Non che la città di Milano non sia indagata con vivezza di sguardo. Ben lungi dal rimanere sfondo inerte, essa si mostra con un volto persino originale, come ancora rivela la sigla scelta in funzione di titolo. La città ci viene incontro con il suo segreto, con il silenzio di corti e di giardini, mostrandoci il profilo più intimo: indice della veridicità del rapporto che il poeta instaura con il luogo nel quale forma il suo timbro espressivo. Milano non è qui un emblema consunto, uno stereotipo, passivamente riconosciuto a partire dalla memoria poetica di una tradizione entro cui pure Raimondi, studioso per altro di Sereni, si inserisce dialetticamente.

Tuttavia, gli elementi figurativi e strutturali che conferiscono coerenza al suo immaginario poetico e che trattengono l’impulso lirico effusivo sono altri. Anzitutto il padre, si diceva, che nella malattia e nella morte concentra su di sé ogni surplus simbolico implicito. E sovviene alla memoria il fulgido esempio della poesia di Jaccottet, alla sua sincerità biografica tersa e mai invadente, capace di offrirsi a riprova della necessità espressiva, in funzione di legittimazione della scrittura per via emotiva e non solo per competenza letteraria. Il poeta si orienta con devozione verso lo schermo dell’ombra paterna, proiettandovi i temi che gli stanno a cuore, selezionandoli spontaneamente in forza dell’intensità del gesto compiuto, del punto di fuga scelto per organizzare le pulsioni poetiche. È l’evento biografico a dettare le scelte espressive, è la tensione testimoniale a contenere la corrente lirica nel solco che gli garantirà resistenza ed efficacia anche letteraria.

L’altra strategia adottata ha valenza propriamente strutturale. Si tratta del ricorso sistematico a un’altra voce, dislocata rispetto al testo sotto specie di citazione. Questa sorta di didascalia (trascritta in corpo minore) assume svariate funzioni: anzitutto, si tratta di una vera e propria seconda voce, che mette in moto una dinamica dialogica interna all’opera e permette di distanziare l’io lirico attribuendogli l’autonomia del personaggio; spesso tuttavia la valenza assolta da questi versi di lancio e di appoggio è quella di compattare narrativamente le sequenze, evitando una difficile contaminazione: se la necessità di chiarire l’occasione e di attivare la trama è demandata a questa introduzione, la poesia vera e propria può concentrarsi intorno al movente emotivo (si pensi alla propensione lombarda per la narrazione franta ed ellittica); infine, il sovrapporsi di tali piani testuali amplifica e complica le architetture dei significati, annoda immagini e toni, cerca il contrappunto simbolico.

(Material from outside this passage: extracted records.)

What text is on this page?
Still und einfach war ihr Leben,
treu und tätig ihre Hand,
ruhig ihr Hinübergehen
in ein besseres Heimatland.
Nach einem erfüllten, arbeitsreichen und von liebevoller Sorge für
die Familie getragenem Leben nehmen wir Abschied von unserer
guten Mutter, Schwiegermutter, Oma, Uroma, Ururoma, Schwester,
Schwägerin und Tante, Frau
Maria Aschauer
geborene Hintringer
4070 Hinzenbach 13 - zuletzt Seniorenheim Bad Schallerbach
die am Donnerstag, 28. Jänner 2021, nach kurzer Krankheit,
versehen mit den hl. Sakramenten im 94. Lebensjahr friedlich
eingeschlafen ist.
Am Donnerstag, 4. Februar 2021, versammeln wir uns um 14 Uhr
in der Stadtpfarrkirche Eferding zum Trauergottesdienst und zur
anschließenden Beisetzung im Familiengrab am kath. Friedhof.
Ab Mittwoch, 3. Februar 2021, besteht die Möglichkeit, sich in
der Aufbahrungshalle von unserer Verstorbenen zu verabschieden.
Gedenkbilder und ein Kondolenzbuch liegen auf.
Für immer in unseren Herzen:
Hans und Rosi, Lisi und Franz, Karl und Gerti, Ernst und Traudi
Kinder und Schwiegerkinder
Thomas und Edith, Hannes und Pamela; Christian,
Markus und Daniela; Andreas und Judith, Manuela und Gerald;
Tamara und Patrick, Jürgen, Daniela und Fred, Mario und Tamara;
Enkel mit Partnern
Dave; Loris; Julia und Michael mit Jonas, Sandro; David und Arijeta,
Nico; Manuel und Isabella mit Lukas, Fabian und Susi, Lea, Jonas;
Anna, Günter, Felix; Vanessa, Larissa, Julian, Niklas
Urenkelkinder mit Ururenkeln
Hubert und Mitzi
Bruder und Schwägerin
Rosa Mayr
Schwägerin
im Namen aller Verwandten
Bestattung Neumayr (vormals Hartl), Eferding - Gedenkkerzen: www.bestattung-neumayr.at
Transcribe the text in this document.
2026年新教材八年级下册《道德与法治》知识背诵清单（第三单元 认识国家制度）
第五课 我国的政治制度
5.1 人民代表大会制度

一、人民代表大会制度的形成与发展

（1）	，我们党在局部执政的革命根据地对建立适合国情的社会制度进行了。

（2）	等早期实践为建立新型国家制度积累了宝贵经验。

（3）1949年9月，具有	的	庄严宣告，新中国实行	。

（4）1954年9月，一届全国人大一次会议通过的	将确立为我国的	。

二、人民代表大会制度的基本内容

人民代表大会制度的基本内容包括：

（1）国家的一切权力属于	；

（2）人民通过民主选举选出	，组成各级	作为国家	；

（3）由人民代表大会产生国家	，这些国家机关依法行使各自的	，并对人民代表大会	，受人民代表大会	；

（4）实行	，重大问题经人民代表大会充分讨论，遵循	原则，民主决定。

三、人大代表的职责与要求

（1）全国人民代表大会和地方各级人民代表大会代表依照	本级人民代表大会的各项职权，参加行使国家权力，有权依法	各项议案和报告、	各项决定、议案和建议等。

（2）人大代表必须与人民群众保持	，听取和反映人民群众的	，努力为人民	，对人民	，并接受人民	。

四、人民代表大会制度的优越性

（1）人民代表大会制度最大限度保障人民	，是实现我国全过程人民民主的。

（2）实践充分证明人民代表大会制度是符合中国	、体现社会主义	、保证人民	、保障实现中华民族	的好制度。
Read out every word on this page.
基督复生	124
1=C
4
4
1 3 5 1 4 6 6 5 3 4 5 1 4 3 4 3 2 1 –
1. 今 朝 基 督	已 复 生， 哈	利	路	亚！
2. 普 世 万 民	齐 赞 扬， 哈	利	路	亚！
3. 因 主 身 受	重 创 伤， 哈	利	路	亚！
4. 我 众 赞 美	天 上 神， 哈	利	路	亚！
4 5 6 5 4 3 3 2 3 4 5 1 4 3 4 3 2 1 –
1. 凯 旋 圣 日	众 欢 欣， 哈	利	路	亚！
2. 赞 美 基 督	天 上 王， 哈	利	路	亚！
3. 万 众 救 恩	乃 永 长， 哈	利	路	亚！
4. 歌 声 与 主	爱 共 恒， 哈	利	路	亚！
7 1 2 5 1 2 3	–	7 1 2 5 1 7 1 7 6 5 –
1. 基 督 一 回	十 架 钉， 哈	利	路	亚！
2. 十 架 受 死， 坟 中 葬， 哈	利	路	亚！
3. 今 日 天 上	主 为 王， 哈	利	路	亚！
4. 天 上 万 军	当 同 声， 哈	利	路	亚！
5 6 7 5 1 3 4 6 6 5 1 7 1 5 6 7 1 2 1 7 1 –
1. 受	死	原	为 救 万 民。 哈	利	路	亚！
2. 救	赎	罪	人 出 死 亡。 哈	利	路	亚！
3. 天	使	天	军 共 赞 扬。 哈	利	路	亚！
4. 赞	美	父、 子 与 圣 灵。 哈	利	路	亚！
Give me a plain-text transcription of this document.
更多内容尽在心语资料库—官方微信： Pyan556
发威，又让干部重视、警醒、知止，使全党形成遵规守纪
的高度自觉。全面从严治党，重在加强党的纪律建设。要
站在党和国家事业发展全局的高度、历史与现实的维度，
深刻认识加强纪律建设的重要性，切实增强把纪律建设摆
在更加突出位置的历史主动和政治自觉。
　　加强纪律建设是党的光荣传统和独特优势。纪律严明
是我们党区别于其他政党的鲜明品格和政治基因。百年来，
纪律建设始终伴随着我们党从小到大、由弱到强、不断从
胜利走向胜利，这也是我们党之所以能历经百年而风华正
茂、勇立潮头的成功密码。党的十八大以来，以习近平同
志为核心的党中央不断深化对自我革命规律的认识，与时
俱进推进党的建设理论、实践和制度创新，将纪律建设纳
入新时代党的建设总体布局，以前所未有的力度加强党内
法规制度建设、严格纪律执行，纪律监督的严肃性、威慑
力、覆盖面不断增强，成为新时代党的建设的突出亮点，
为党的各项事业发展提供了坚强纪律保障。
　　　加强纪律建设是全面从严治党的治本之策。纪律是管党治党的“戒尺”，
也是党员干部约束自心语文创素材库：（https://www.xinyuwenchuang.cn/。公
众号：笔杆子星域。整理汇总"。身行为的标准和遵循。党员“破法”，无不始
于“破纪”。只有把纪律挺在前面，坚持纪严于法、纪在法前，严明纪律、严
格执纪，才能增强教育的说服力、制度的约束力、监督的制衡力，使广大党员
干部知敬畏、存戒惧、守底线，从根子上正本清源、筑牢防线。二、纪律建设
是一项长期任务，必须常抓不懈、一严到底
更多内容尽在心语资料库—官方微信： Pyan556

La divaricazione della poesia sui due livelli le conferisce, anche fisicamente, profondità, palesa lo spazio teatrale della pagina, allenta la tensione immaginifica (i lampeggiamenti deangelisiani rappresentati da sentenze, clausole, condensazioni semantiche conchiuse e apodittiche che diventano nello stesso istante lievi forzature logiche) e si sforza di mantenere teso l’equilibrio tra razionale e assurdo, tra delicatezza biografica e memorabilità tragica.

Resta da verificare nelle future apparizioni se, oltre ai due elementi strutturanti qui delineati, il poeta avrà saputo trovare una voce salda e riconoscibile in sé stessa, senza l’autorità di una citazione o l’appoggio di una voce fuori campo per consolidare una pronuncia altrimenti troppo tersa e svanente.